Otherwise known as video display monitor, this is one of the Input/Output devices of the computer. This is where the presentation of the user is first viewed upon before he can make a hard copy of his presentation. It is an ordinary TV screen (cathode ray tube); the only difference is that it is connected to the CPU. It shows what the user “key’s-in” in the computer through the keyboard. In other words, it is where a “soft copy” of alphanumeric or/and graphical output of a presentation is displayed.
TYPES OF CATHODE RAY TUBES:
Raster-scan CRTs, this is the more common of the CRTs. An electron beam sweeps the screen horizontally many times per second, creating two dimensional grid of dots; each of this dots, or pixels, maybe manipulated in color and intensity.
Vector CRTs, in this kind of CRT, the electron beam sweeps back and forth between two or more points on the screen, creating an image composed of lines. Vector CRTs are commonly employed in drafting, for which line drawings are adequate.
A monitor like other video display unit has an element
of resolution. But there is a different way of measuring the resolution
of the computer’s display monitor. It is measured by pixels.

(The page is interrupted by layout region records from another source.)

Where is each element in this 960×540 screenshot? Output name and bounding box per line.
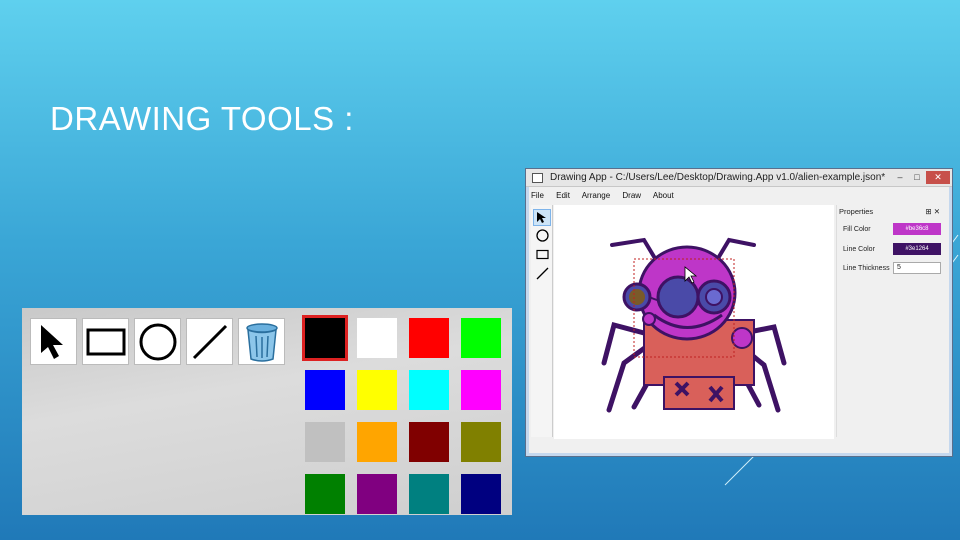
status-bar	[531, 446, 947, 454]
properties-header: Properties ⊞ ✕	[837, 207, 944, 217]
alien-drawing	[601, 237, 787, 413]
circle-tool-button[interactable]	[134, 318, 181, 365]
circle-icon	[139, 323, 176, 360]
color-swatch-yellow[interactable]	[357, 370, 397, 410]
color-swatch-red[interactable]	[409, 318, 449, 358]
color-swatch-cyan[interactable]	[409, 370, 449, 410]
menu-arrange[interactable]: Arrange	[582, 191, 610, 200]
color-swatch-white[interactable]	[357, 318, 397, 358]
app-icon	[532, 173, 543, 183]
rectangle-tool-icon	[535, 249, 549, 260]
properties-panel: Properties ⊞ ✕ Fill Color #be36c8 Line C…	[836, 205, 944, 437]
color-swatch-magenta[interactable]	[461, 370, 501, 410]
circle-tool-icon	[535, 229, 549, 242]
fill-color-label: Fill Color	[843, 226, 871, 233]
color-swatch-black[interactable]	[302, 315, 348, 361]
slide-title: DRAWING TOOLS :	[50, 100, 354, 137]
menu-bar: File Edit Arrange Draw About	[531, 189, 947, 203]
trash-bin-icon	[245, 322, 278, 362]
color-swatch-purple[interactable]	[357, 474, 397, 514]
color-swatch-maroon[interactable]	[409, 422, 449, 462]
color-swatch-teal[interactable]	[409, 474, 449, 514]
rectangle-tool[interactable]	[533, 246, 551, 263]
color-swatch-orange[interactable]	[357, 422, 397, 462]
menu-file[interactable]: File	[531, 191, 544, 200]
window-titlebar[interactable]: Drawing App - C:/Users/Lee/Desktop/Drawi…	[526, 169, 952, 187]
menu-edit[interactable]: Edit	[556, 191, 570, 200]
minimize-button[interactable]: –	[892, 171, 908, 184]
line-thickness-label: Line Thickness	[843, 265, 890, 272]
rectangle-icon	[86, 328, 125, 355]
line-icon	[192, 324, 227, 359]
color-swatch-silver[interactable]	[305, 422, 345, 462]
pointer-tool-button[interactable]	[30, 318, 77, 365]
delete-tool-button[interactable]	[238, 318, 285, 365]
menu-about[interactable]: About	[653, 191, 674, 200]
panel-pin-close-icons[interactable]: ⊞ ✕	[925, 207, 940, 217]
pointer-icon	[537, 212, 546, 223]
drawing-app-window: Drawing App - C:/Users/Lee/Desktop/Drawi…	[525, 168, 953, 457]
line-color-label: Line Color	[843, 246, 875, 253]
line-tool-icon	[536, 267, 548, 280]
menu-draw[interactable]: Draw	[622, 191, 641, 200]
line-color-value[interactable]: #3e1264	[893, 243, 941, 255]
line-tool-button[interactable]	[186, 318, 233, 365]
circle-tool[interactable]	[533, 227, 551, 244]
color-swatch-green[interactable]	[305, 474, 345, 514]
drawing-canvas[interactable]	[554, 205, 834, 439]
close-button[interactable]: ✕	[926, 171, 950, 184]
line-tool[interactable]	[533, 265, 551, 282]
color-swatch-navy[interactable]	[461, 474, 501, 514]
tool-strip	[531, 205, 553, 437]
pointer-arrow-icon	[40, 324, 63, 359]
maximize-button[interactable]: □	[909, 171, 925, 184]
window-title: Drawing App - C:/Users/Lee/Desktop/Drawi…	[550, 172, 886, 183]
tool-palette	[22, 308, 512, 515]
properties-title: Properties	[839, 207, 874, 216]
line-thickness-input[interactable]: 5	[893, 262, 941, 274]
color-swatch-lime[interactable]	[461, 318, 501, 358]
fill-color-value[interactable]: #be36c8	[893, 223, 941, 235]
rectangle-tool-button[interactable]	[82, 318, 129, 365]
color-swatch-blue[interactable]	[305, 370, 345, 410]
pointer-tool[interactable]	[533, 209, 551, 226]
color-swatch-olive[interactable]	[461, 422, 501, 462]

A pixel, short for picture element, is a single memory location on a computer display screen, or monitor, and is represented by a small dot of light. Any image on the screen is composed of a collection of pixels. The greater the number of pixels per unit of display area, the sharper the image--that is, the higher its resolution.
Monitor resolution usually is expressed by the number of pixels horizontally times the number vertically. For example, a VGA (Video Graphics Array) display has a resolution of 640 x 480, which means that there are 640 pixels in each horizontal row and a total of 480 horizontal rows on the screen.
The number of bits per pixel determines how many colors can be represented in an image. VGA, a graphics standard widely used in personal computers, typically has 8 bits per pixel and can display as many as 256 colors simultaneously from a palette of 256,000 colors.